There are plenty of days I get bored writing, working out, and thinking of new scripts to record. It gets boring. But that’s OK. You don’t have to be full of energy. The world belongs to the persistant.

What separates the OK and good from the great and elite is the ability to push through boredom. This is where your system comes in. You’re not writing 1,000 words a day because it’s fun. You’re doing it because you have to and you need to finish that book. You’re bored of doing cardio and want to play video games, but guess what? You’re going to do it because that’s what your system calls for. You won’t reach those positive, compounding changes without following through.

I’m not going to say you’re bored forever. I’m also not going to say that you should ignore boredom if it doesn’t go away. If you go several weeks and still aren’t having fun or happy with what you’re doing, then maybe a small change is in order. Maybe you need to bike instead of run. Maybe you even need a break (gasp!).

What I’m saying is don’t stop the moment boredom rears its head. You will get bored. It’s natural. If you want to be truly great though, then you have to push through and keep going with your system.

Action Plan

Do you hate when self help books don’t have action plans? I’ve read plenty and many of them don’t include one. They throw dozens of principles, rules, laws, and tips at you, but they don’t package it all into a readable action plan you can go back to.

James Clear didn’t just make one action plan. He made two. There is a set of rules, laws, and plans for forming a new habit and keeping it going. There’s also an adjacent action plan for making existing bad habits less pleasant and enjoyable so they lose energy and die off.

What’s also nice is he shows the action plan after each major chapter. You get to see it unfolding as you understand his four laws of habit change.

What I Don’t Like

Plugs to His Site

There’s really not much bad to say about Atomic Habits. It’s very well researched, written beautifully, and clearly brings all its points to the table in a digestible manner. It has a great action plan, many fantastic tips and rules, and even uses clever analogies and stories to make readers understand why each point is important.

However, there is one small thing I don’t like. It’s minor, and I can mostly excuse it because the resources are helpful, but there are a number of plugs throughout the book to James Clear’s websites.

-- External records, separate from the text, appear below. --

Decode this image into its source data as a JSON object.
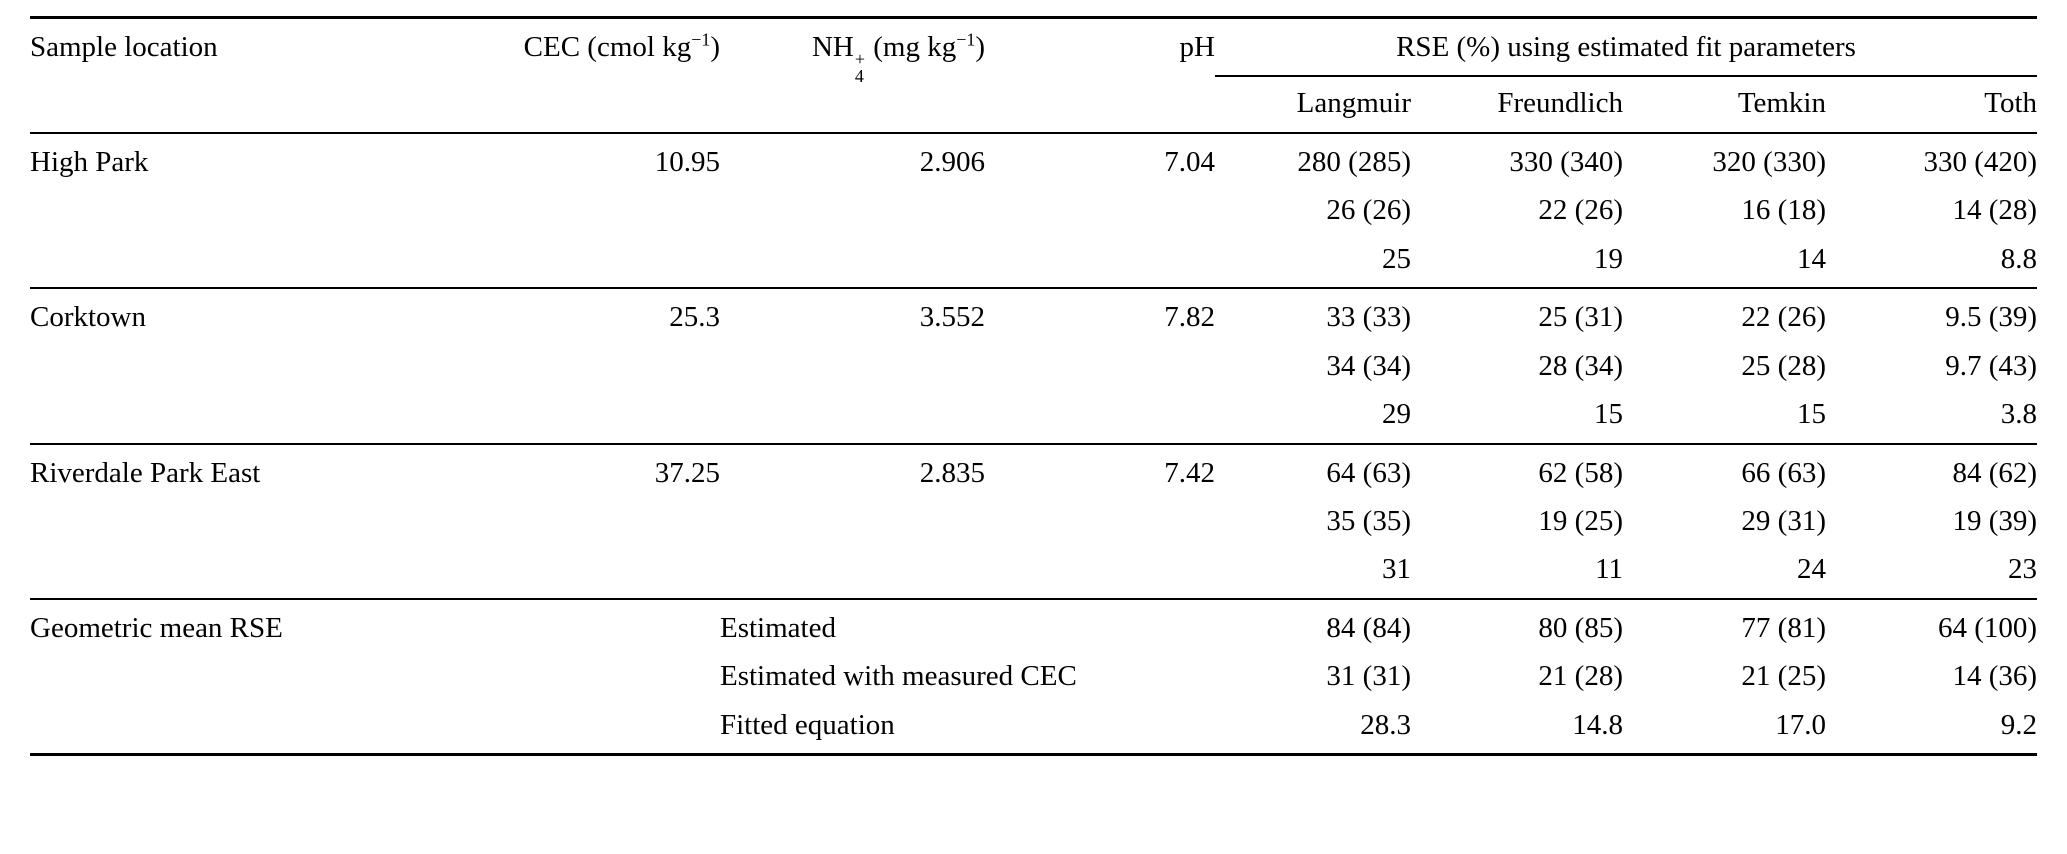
{
  "table": {
    "headers": {
      "sample_location": "Sample location",
      "cec_main": "CEC (cmol kg",
      "cec_sup": "−1",
      "cec_close": ")",
      "nh4_base": "NH",
      "nh4_sub": "4",
      "nh4_sup": "+",
      "nh4_mid": " (mg kg",
      "nh4_sup2": "−1",
      "nh4_close": ")",
      "ph": "pH",
      "rse_group": "RSE (%) using estimated fit parameters",
      "models": [
        "Langmuir",
        "Freundlich",
        "Temkin",
        "Toth"
      ]
    },
    "locations": [
      {
        "name": "High Park",
        "cec": "10.95",
        "nh4": "2.906",
        "ph": "7.04",
        "rse_rows": [
          [
            "280 (285)",
            "330 (340)",
            "320 (330)",
            "330 (420)"
          ],
          [
            "26 (26)",
            "22 (26)",
            "16 (18)",
            "14 (28)"
          ],
          [
            "25",
            "19",
            "14",
            "8.8"
          ]
        ]
      },
      {
        "name": "Corktown",
        "cec": "25.3",
        "nh4": "3.552",
        "ph": "7.82",
        "rse_rows": [
          [
            "33 (33)",
            "25 (31)",
            "22 (26)",
            "9.5 (39)"
          ],
          [
            "34 (34)",
            "28 (34)",
            "25 (28)",
            "9.7 (43)"
          ],
          [
            "29",
            "15",
            "15",
            "3.8"
          ]
        ]
      },
      {
        "name": "Riverdale Park East",
        "cec": "37.25",
        "nh4": "2.835",
        "ph": "7.42",
        "rse_rows": [
          [
            "64 (63)",
            "62 (58)",
            "66 (63)",
            "84 (62)"
          ],
          [
            "35 (35)",
            "19 (25)",
            "29 (31)",
            "19 (39)"
          ],
          [
            "31",
            "11",
            "24",
            "23"
          ]
        ]
      }
    ],
    "summary": {
      "name": "Geometric mean RSE",
      "rows": [
        {
          "label": "Estimated",
          "values": [
            "84 (84)",
            "80 (85)",
            "77 (81)",
            "64 (100)"
          ]
        },
        {
          "label": "Estimated with measured CEC",
          "values": [
            "31 (31)",
            "21 (28)",
            "21 (25)",
            "14 (36)"
          ]
        },
        {
          "label": "Fitted equation",
          "values": [
            "28.3",
            "14.8",
            "17.0",
            "9.2"
          ]
        }
      ]
    }
  }
}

I get it, I do. He wants more traffic and more buyers. Honestly I can’t fault him too much for this because the resources he leads to are relevant and useful. Plus, they happen only a few times throughout the book, so they’re not shameless.

I’m being nit-picky here because it’s the only negative I can think of. If you can think of any, then please comment below. This is the only thing I can find fault with and it’s so minor it’s barely worth bringing up.

Overall Verdict

Atomic Habits is a fantastic book for learning about how habits are formed, the dopamine cycle that keeps them going, and ways to break bad habits while reinforcing new ones. Unlike many other self-help books that promise wide sweeping changes and major overhauls of your life, this book acknowledges that habit building and success is about accruing small positive changes over a long time to reach a meaningful destination.

I highly suggest this book. It’s a quick read and the content is worth understanding. Whether you want to improve yourself or you’re just curious about why some of your habits are so hard to break, this is a wonderful resource that is worth your time.